Knowing how the data flows between each of these layers, as well as identifying any constraints, is essential to successfully implementing migration of controls and to make informed choices about how, when, and why to modernize automation equipment. Choosing a Systems Migration PartnerParamount to choosing the right partner to help a plant or operation make the systems migration is having a good working relationship. Both the control vendor and the operations personnel must be able to work as a team during the migration itself as well as in the pre- and post- migration phases. If a vendor plans to merely make the installation and then sever ties, a plant or operation should think carefully about choosing a different partner for this important system upgrade. The procurement process should be two tiered. It should start with developing a stringent qualifications statement that must be met prior to submitting a bid. Some issues that could/should be considered to be addressed in the qualifications document are as follows:
- Experience: Does the CSI (control system integrator) have legacy migration project experience, particularly for the type of migration path you’ve chosen? And how experienced are they at implementing projects without interrupting plant operations? Experience needs to address all aspects of a migration project: design specification, functional specification development, configuration programming, panel design and build, acceptance testing, and startup and checkout services.

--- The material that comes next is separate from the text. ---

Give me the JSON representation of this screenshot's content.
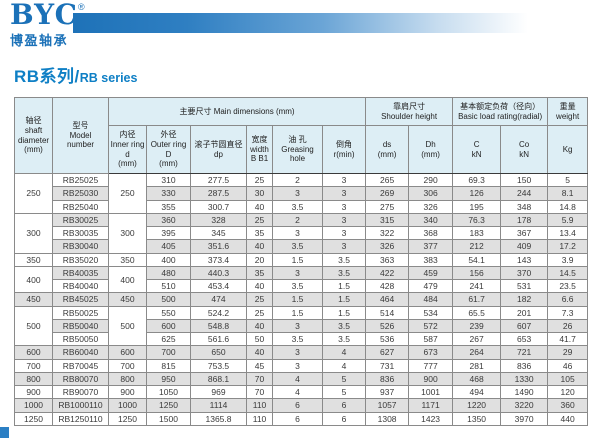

- Certification: Is the CSI certified by the manufacturer(s) to work on the equipment you have in place and the equipment you plan to migrate to? If not certified, do they have sufficient experience?
- System testing: Does the CSI perform simulation testing of all system elements prior to shipping the equipment, or do they expect to wait until installation to do testing? The latter approach can result in much higher installation costs and a much longer installation process.

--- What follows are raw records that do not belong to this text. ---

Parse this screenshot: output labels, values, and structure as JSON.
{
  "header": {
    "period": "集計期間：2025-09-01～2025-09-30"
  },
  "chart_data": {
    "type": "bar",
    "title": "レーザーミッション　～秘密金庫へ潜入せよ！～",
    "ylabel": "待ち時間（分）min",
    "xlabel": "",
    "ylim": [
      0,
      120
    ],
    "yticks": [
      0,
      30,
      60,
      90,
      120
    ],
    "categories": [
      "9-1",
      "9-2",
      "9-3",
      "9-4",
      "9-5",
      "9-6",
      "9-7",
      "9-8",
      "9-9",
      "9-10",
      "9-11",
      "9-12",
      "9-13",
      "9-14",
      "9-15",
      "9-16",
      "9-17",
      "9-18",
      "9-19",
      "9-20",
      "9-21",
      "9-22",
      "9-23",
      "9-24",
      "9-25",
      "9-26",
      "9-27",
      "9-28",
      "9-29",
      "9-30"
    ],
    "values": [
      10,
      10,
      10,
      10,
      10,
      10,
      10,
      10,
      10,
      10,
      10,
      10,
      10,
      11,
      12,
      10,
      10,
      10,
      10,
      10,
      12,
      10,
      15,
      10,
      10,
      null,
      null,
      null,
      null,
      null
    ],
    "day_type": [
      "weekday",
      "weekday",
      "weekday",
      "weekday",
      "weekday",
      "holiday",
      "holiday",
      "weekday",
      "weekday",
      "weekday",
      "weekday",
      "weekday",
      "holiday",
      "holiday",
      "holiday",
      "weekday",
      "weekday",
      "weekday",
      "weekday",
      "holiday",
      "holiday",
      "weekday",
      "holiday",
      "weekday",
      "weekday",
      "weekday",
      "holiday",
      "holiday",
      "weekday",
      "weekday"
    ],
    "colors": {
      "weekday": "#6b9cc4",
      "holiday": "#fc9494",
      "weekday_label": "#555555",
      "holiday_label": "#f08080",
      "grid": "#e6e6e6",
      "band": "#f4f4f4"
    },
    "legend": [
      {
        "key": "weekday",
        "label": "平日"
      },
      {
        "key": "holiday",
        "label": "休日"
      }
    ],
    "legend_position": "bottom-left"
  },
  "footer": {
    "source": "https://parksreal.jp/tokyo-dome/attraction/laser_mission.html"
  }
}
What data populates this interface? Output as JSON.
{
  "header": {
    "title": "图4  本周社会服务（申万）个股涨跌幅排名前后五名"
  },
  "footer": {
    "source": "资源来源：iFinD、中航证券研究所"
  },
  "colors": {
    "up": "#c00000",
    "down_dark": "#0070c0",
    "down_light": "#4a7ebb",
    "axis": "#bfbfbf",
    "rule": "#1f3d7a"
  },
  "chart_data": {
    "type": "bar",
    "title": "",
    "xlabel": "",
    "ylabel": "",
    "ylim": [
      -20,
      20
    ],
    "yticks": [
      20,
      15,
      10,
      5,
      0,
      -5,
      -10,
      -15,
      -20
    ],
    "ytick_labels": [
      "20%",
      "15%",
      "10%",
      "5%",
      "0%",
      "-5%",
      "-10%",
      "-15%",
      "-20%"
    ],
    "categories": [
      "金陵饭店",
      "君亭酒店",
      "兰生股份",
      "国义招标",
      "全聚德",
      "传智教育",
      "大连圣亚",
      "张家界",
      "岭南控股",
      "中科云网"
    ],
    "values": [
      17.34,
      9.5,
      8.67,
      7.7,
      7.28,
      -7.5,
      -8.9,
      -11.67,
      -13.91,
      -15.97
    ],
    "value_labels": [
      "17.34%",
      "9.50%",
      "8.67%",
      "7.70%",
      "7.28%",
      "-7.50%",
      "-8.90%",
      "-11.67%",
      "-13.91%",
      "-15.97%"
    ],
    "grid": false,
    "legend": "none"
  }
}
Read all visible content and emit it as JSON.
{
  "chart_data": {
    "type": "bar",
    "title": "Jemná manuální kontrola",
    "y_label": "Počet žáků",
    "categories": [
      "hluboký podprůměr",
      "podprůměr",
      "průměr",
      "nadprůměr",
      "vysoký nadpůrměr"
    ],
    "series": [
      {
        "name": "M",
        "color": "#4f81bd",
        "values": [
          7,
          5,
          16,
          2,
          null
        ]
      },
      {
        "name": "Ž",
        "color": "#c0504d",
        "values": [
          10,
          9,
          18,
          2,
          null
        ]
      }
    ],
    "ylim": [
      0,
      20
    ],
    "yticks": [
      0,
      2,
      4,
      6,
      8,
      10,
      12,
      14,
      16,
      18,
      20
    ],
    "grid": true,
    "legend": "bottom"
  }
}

- Self-performance of electrical work (if such is required): Is the CSI qualified to perform the electrical installation work (a design-build project delivery method), or will that be subcontracted out. The latter approach may incur additional costs and delays.

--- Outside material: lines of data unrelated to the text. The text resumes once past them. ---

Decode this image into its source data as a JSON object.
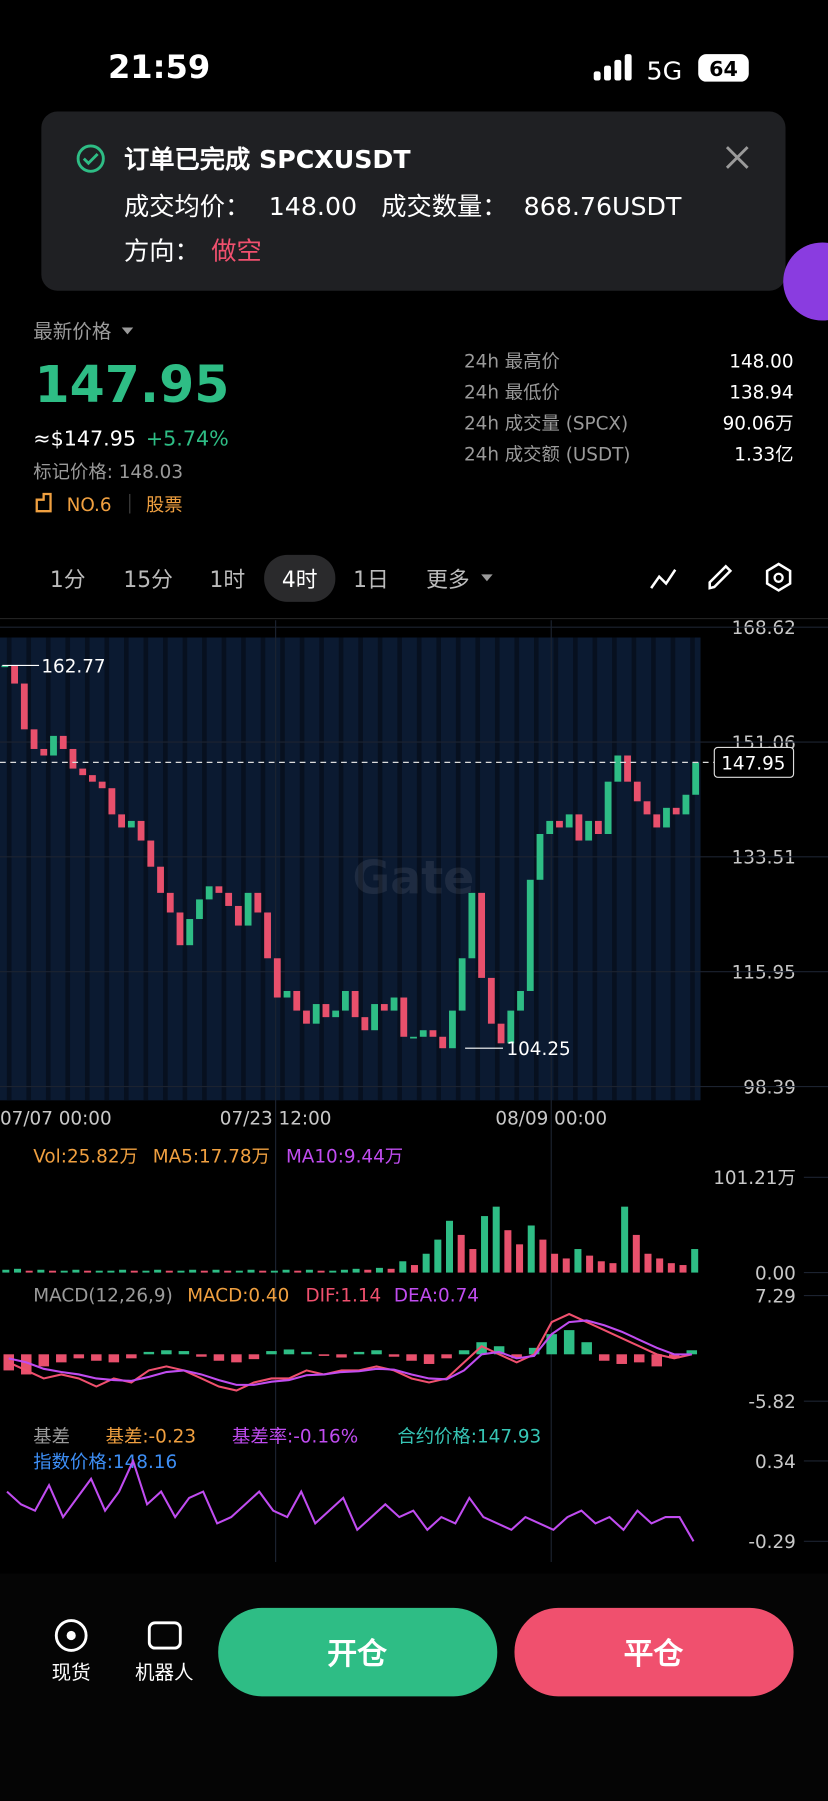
{
  "status_bar": {
    "time": "21:59",
    "network": "5G",
    "battery": "64"
  },
  "notification": {
    "title": "订单已完成 SPCXUSDT",
    "avg_price_label": "成交均价：",
    "avg_price": "148.00",
    "qty_label": "成交数量：",
    "qty": "868.76USDT",
    "direction_label": "方向：",
    "direction": "做空"
  },
  "ticker": {
    "price_label": "最新价格",
    "last_price": "147.95",
    "usd_price": "≈$147.95",
    "change": "+5.74%",
    "mark_price": "标记价格: 148.03",
    "rank": "NO.6",
    "tag": "股票",
    "stats": [
      {
        "label": "24h 最高价",
        "value": "148.00"
      },
      {
        "label": "24h 最低价",
        "value": "138.94"
      },
      {
        "label": "24h 成交量 (SPCX)",
        "value": "90.06万"
      },
      {
        "label": "24h 成交额 (USDT)",
        "value": "1.33亿"
      }
    ]
  },
  "timeframes": [
    "1分",
    "15分",
    "1时",
    "4时",
    "1日",
    "更多"
  ],
  "watermark": "Gate",
  "chart_data": [
    {
      "type": "candlestick",
      "close": [
        162.77,
        160,
        153,
        150,
        149,
        152,
        150,
        147,
        146,
        145,
        144,
        140,
        138,
        139,
        136,
        132,
        128,
        125,
        120,
        124,
        127,
        129,
        128,
        126,
        123,
        128,
        125,
        118,
        112,
        113,
        110,
        108,
        111,
        109,
        110,
        113,
        109,
        107,
        111,
        110,
        112,
        106,
        106,
        107,
        106,
        104.25,
        110,
        118,
        128,
        115,
        108,
        105,
        110,
        113,
        130,
        137,
        139,
        138,
        140,
        136,
        139,
        137,
        145,
        149,
        145,
        142,
        140,
        138,
        141,
        140,
        143,
        147.95
      ],
      "up_color": "#2ebd85",
      "down_color": "#e8506c",
      "ylim": [
        98.39,
        168.62
      ],
      "yticks": [
        98.39,
        115.95,
        133.51,
        151.06,
        168.62
      ],
      "xticks": [
        "07/07 00:00",
        "07/23 12:00",
        "08/09 00:00"
      ],
      "high_label": 162.77,
      "low_label": 104.25,
      "last_price": 147.95
    },
    {
      "type": "bar",
      "legend": [
        {
          "text": "Vol:25.82万",
          "color": "#f0a040"
        },
        {
          "text": "MA5:17.78万",
          "color": "#f0a040"
        },
        {
          "text": "MA10:9.44万",
          "color": "#c04cf0"
        }
      ],
      "values": [
        3,
        4,
        2,
        3,
        2,
        2,
        3,
        2,
        2,
        2,
        3,
        2,
        2,
        3,
        2,
        2,
        3,
        2,
        3,
        2,
        2,
        3,
        2,
        2,
        3,
        2,
        3,
        2,
        2,
        3,
        4,
        3,
        5,
        4,
        12,
        8,
        20,
        35,
        55,
        40,
        25,
        60,
        70,
        45,
        30,
        50,
        35,
        20,
        15,
        25,
        18,
        12,
        10,
        70,
        40,
        20,
        15,
        10,
        8,
        25
      ],
      "ylim": [
        0,
        101.21
      ],
      "yticks": [
        {
          "value": 101.21,
          "label": "101.21万"
        },
        {
          "value": 0,
          "label": "0.00"
        }
      ]
    },
    {
      "type": "macd",
      "legend": [
        {
          "text": "MACD(12,26,9)",
          "color": "#9a9a9a"
        },
        {
          "text": "MACD:0.40",
          "color": "#f0a040"
        },
        {
          "text": "DIF:1.14",
          "color": "#f0506e"
        },
        {
          "text": "DEA:0.74",
          "color": "#c04cf0"
        }
      ],
      "histogram": [
        -2,
        -2.5,
        -1.5,
        -1,
        -0.5,
        -0.8,
        -1,
        -0.5,
        0.3,
        0.5,
        0.4,
        -0.3,
        -0.8,
        -1,
        -0.6,
        0.4,
        0.6,
        0.3,
        -0.2,
        -0.4,
        0.3,
        0.5,
        -0.3,
        -0.8,
        -1.2,
        -0.5,
        0.5,
        1.5,
        1,
        -0.5,
        0.8,
        2.5,
        3,
        1.5,
        -0.8,
        -1.2,
        -1,
        -1.5,
        -0.5,
        0.5
      ],
      "series": [
        {
          "color": "#f0506e",
          "values": [
            -1,
            -2,
            -3,
            -2.5,
            -3,
            -4,
            -3,
            -3.5,
            -2,
            -1.5,
            -2,
            -3,
            -4,
            -4.5,
            -3.5,
            -3,
            -3,
            -2,
            -2.5,
            -2,
            -2,
            -1.5,
            -2,
            -3,
            -3.5,
            -3,
            -1,
            1,
            0,
            -1,
            0,
            4,
            5,
            4,
            3,
            2,
            1,
            0,
            -0.5,
            0
          ]
        },
        {
          "color": "#c04cf0",
          "values": [
            -0.5,
            -1,
            -1.8,
            -2.2,
            -2.5,
            -3,
            -3.2,
            -3.3,
            -2.8,
            -2.2,
            -2,
            -2.5,
            -3.2,
            -3.8,
            -3.8,
            -3.4,
            -3.2,
            -2.6,
            -2.5,
            -2.2,
            -2.1,
            -1.8,
            -1.9,
            -2.5,
            -3,
            -3.1,
            -2,
            0,
            0.3,
            -0.5,
            -0.2,
            2.5,
            4,
            4.2,
            3.6,
            2.8,
            1.8,
            0.8,
            0,
            0
          ]
        }
      ],
      "ylim": [
        -5.82,
        7.29
      ],
      "yticks": [
        7.29,
        -5.82
      ]
    },
    {
      "type": "line",
      "legend": [
        {
          "text": "基差",
          "color": "#9a9a9a"
        },
        {
          "text": "基差:-0.23",
          "color": "#f0a040"
        },
        {
          "text": "基差率:-0.16%",
          "color": "#c04cf0"
        },
        {
          "text": "合约价格:147.93",
          "color": "#36c5b5"
        },
        {
          "text": "指数价格:148.16",
          "color": "#3d8ef5"
        }
      ],
      "values": [
        0.1,
        0,
        -0.05,
        0.15,
        -0.1,
        0.05,
        0.2,
        -0.05,
        0.1,
        0.34,
        0,
        0.1,
        -0.1,
        0.05,
        0.1,
        -0.15,
        -0.1,
        0,
        0.1,
        -0.05,
        -0.1,
        0.1,
        -0.15,
        -0.05,
        0.05,
        -0.2,
        -0.1,
        0,
        -0.1,
        -0.05,
        -0.2,
        -0.1,
        -0.15,
        0.05,
        -0.1,
        -0.15,
        -0.2,
        -0.1,
        -0.15,
        -0.2,
        -0.1,
        -0.05,
        -0.15,
        -0.1,
        -0.2,
        -0.05,
        -0.15,
        -0.1,
        -0.1,
        -0.29
      ],
      "color": "#c04cf0",
      "ylim": [
        -0.29,
        0.34
      ],
      "yticks": [
        0.34,
        -0.29
      ]
    }
  ],
  "bottom_bar": {
    "spot": "现货",
    "robot": "机器人",
    "open": "开仓",
    "close": "平仓"
  }
}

- Documentation: What types of documentation will the CSI provide? Inadequate documentation will make future work on your system difficult and/or expensive. If possible, review samples.
Any company that doesn’t meet the specifications should be disqualified from submitting a price estimate for the system migration. This, however, means an owner must do due diligence to conclude whether companies meet the qualifications. The vendors that fit within the defined parameters should only then be permitted to propose estimates and a work plan on the project. Other questions that should be asked include what a vendor’s plan is to keep a project running smoothly and how it handles problems, if they arise. Also worth determining are the business values and ethics the potential business partner holds as well as whether there are any warranties associated with the systems migration. Conclusion Regardless of your industry, your plant is probably facing pressures to be more efficient and more productive without increasing the number of staff. And if your control systems fall into the legacy category, you have probably already experienced how difficult this can be in a legacy system environment. Making processes more efficient through technology can help solve this problem. Although less recognized as a reason, the safeguarding of the loss of critical operational experience can be prevented through updated controls from a systems migration. With today’s aging workforce, as staff retire, their experience retires with them. To mitigate that knowledge loss, defining and upgrading a process can make a company immune, or at least resistant, to staffing issues. As legacy control systems reach the end of their useful life, it is necessary to migrate these older controls to updated, automatic control systems for efficiency, security, retention of intellectual property and to remain competitive in the business arena.